Apa maksudnya aku keras kepala? Bukankah selama ini aku selalu menuruti perintah mereka. Namun, mungkin kali ini memang aku harus menunjukkan sifat keras kepala itu. Enak saja mereka ingin menyuruhku mengemban tugas seberat itu, sementara mereka nantinya hanya tinggal duduk dan berceloteh sepanjang malam.

"Nda berlaku kalau si Adi yang bujuk. Arsyra tuh nurut nah sama si Adi ini."

"Mmm, begitu, ya?" balas Kak Rachmat menanggapi ucapan Kak Iman barusan.

"Iya, 'kan Arsyra itu diberangkatkan Musyawarah karena rekomendasi senior dari beberapa kampus yang memang mendengarkan saran dari Adi."

"Maksudnya?"

"Iya, Kak. Sebenarnya bang Adi ini memang sengaja siapkan Arsyra untuk berangkat biar dia bisa melihat langsung dan belajar dari kondisi Himpunan kita di tingkat Nasional. Kita memang bisanya berharap ke anak itu aja buat wakili komisariat di pengurus Cabang," jelas Kak Iman yang membuat kecewaku semakin terpupuk.

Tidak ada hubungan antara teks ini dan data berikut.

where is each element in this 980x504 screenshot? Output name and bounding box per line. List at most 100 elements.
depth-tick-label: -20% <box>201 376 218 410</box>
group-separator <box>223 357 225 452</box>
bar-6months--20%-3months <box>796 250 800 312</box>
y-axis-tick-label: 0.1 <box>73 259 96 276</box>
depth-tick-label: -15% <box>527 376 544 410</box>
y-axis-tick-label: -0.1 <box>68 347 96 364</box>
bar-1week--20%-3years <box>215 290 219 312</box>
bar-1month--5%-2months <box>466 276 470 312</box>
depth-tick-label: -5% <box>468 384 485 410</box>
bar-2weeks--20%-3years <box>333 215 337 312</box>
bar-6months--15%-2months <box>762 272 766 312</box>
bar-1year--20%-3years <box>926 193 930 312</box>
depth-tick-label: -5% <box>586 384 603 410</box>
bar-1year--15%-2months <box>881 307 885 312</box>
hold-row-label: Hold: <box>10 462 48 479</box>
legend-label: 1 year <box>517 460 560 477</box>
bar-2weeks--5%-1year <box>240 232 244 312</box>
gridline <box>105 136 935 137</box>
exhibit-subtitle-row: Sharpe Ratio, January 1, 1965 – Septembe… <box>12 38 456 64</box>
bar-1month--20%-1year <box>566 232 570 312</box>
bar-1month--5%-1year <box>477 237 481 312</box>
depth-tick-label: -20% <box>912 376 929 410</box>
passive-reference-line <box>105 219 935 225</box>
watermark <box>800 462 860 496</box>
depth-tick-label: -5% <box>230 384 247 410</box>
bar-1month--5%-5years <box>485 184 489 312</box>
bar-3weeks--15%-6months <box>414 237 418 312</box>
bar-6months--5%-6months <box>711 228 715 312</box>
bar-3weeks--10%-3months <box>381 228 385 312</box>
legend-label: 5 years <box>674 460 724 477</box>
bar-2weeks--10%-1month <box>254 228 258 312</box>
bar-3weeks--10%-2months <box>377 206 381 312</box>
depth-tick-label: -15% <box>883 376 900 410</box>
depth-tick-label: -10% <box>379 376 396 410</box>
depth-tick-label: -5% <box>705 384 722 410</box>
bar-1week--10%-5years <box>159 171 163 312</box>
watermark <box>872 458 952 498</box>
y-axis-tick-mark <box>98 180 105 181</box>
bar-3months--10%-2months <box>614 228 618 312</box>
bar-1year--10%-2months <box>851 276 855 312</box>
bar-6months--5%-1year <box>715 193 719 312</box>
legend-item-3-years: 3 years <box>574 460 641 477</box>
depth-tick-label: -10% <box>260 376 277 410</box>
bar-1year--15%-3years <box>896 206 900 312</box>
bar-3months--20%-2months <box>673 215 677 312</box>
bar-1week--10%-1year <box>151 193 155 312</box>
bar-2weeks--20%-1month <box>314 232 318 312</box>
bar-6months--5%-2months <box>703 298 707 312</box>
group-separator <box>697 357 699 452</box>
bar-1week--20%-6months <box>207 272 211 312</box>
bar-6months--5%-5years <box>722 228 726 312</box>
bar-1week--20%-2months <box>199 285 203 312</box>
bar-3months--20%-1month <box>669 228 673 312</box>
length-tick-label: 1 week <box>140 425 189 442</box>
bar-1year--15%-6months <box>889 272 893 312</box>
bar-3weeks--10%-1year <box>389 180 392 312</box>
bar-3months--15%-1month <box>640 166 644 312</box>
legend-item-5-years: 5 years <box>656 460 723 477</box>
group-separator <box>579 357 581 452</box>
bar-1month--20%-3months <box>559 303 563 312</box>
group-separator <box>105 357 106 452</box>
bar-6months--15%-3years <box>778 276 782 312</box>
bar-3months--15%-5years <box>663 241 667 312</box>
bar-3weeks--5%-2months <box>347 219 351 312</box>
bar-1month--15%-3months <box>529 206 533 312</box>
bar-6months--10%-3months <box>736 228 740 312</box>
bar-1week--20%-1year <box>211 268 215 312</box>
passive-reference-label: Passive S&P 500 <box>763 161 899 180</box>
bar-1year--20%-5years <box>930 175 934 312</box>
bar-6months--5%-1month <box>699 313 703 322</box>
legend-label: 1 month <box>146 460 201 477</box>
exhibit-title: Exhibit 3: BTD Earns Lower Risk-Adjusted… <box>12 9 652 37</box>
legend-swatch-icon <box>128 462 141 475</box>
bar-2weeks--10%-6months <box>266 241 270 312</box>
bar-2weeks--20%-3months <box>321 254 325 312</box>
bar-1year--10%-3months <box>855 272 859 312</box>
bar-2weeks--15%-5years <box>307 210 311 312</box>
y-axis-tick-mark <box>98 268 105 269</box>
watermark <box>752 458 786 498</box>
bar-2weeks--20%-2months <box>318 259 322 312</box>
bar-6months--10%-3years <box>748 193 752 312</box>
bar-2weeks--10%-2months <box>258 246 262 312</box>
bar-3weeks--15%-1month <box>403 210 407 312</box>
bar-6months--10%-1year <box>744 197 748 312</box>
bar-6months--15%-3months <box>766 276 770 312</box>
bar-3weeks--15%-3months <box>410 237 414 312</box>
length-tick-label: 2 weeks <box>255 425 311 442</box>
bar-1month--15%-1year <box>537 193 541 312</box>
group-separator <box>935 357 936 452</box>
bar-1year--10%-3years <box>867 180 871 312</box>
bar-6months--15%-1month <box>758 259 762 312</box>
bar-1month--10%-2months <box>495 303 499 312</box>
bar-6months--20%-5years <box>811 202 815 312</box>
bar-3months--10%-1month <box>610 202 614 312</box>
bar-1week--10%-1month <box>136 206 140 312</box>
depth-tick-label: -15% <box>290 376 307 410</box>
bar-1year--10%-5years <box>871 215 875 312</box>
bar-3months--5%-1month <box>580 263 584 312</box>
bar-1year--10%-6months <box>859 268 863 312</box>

Tidak habis pikir dengan mereka yang selama ini kuanggap Kakak, ternyata hanya menjadikanku pendongkrak untuk kepentingannya. Padahal yang mereka janjikan bukanlah seperti ini.

Belum juga selesai dengan ucapan Kak Iman, tambah lagi dengan perkataan Kak Adi yang semakin menyesakkan. Kakak yang selama ini selalu kudengar perintahnya, kuturuti inginnya tanpa ada tapi. Dan, sekarang ini yang harus kuterima.

"Kemarin memang sempat debat sama pengurus Cabang masalah ini. Ya, syukur ada si Dinda yang bisa mengatasi jadi amanlah pergerakan ke depan."

"Ya ya yaa, si Dinda yang tomboy itu, 'kan?" Suara Kak Rachmat kembali terndengar. "Siapa lagi yang mau bersuara kalau sudah lihat Dinda," sambungnya diiringi dengan tawa.

"Siapa lagi kalau bukan dia, Kak?"

"Tapi, kenapa harus Arsyra? Kasian loh dia masih baru, belum matang pola pikirnya menghadapi konflik senior di atas. Harusnya kader semuda dia ini ranahnya masih di seputar kajian aja."

"Tidak, Kak. Kalau bukan sekarang Komisariat kita pasti tertinggal, tidak diperhitungkan lagi. Apalagi kalau yang menjabat di Cabang itu orang dari kubu sebelah. Jadi, kalau tidak dipaksakan malulah kami yang senior-senior ini, Kak. Kalau Arsyra ini dia bisa rangkul juga kubu sebelah, karena terlihat masih polos dan belum tahu apa-apa juga. Tapi nanti tetap kita pantau terus."

Oh, semua hanya karena rasa gengsi mereka yang tak ingin tertinggal. Lantas aku yang tidak tahu apa-apa ini harus dijadikan korban karena keluguan dan kedunguanku.

Huh, andai aku tidak mabuk, ingin sekali kubuka mata ini dan mengatakan penolakan dengan tegas. Tidakkah mereka mengerti, aku ini masih baru, masih butuh banyak waktu untuk mempelajari semuanya. Kenapa akhir-akhir ini aku merasa berada di tempat yang salah. Kenyamanan berorganisasi seakan memudar seiring dengan banyaknya tujuan dari senior yang berbeda arah. Orientasi mereka sepertinya tidak lagi tentang mewujudkan tujuan mulia Himpunan ini, tetapi tergantung pada kepentingan pribadi yang ingin dianggap berkuasa, berwibawa dan bisa melahirkan kader-kader penerus yang cerdas meski dengan cara instan.

Dari awal ditunjuk menjadi perwakilan Cabang untuk menghadiri Musyawarah, aku memang sudah merasa ada kejanggalan. Bagaimana mungkin aku yang masih baru bisa langsung melompati semua pengurus Cabang yang notabenenya sudah jauh berpengalaman dan jelas lebih dulu mendapatkan banyak ilmu. Ternyata ini jawabannya.

Selamat Arsyra, kamu sudah terjebak.

'Rasyad ....', batinku, berharap ingin segera mengadukan semuanya.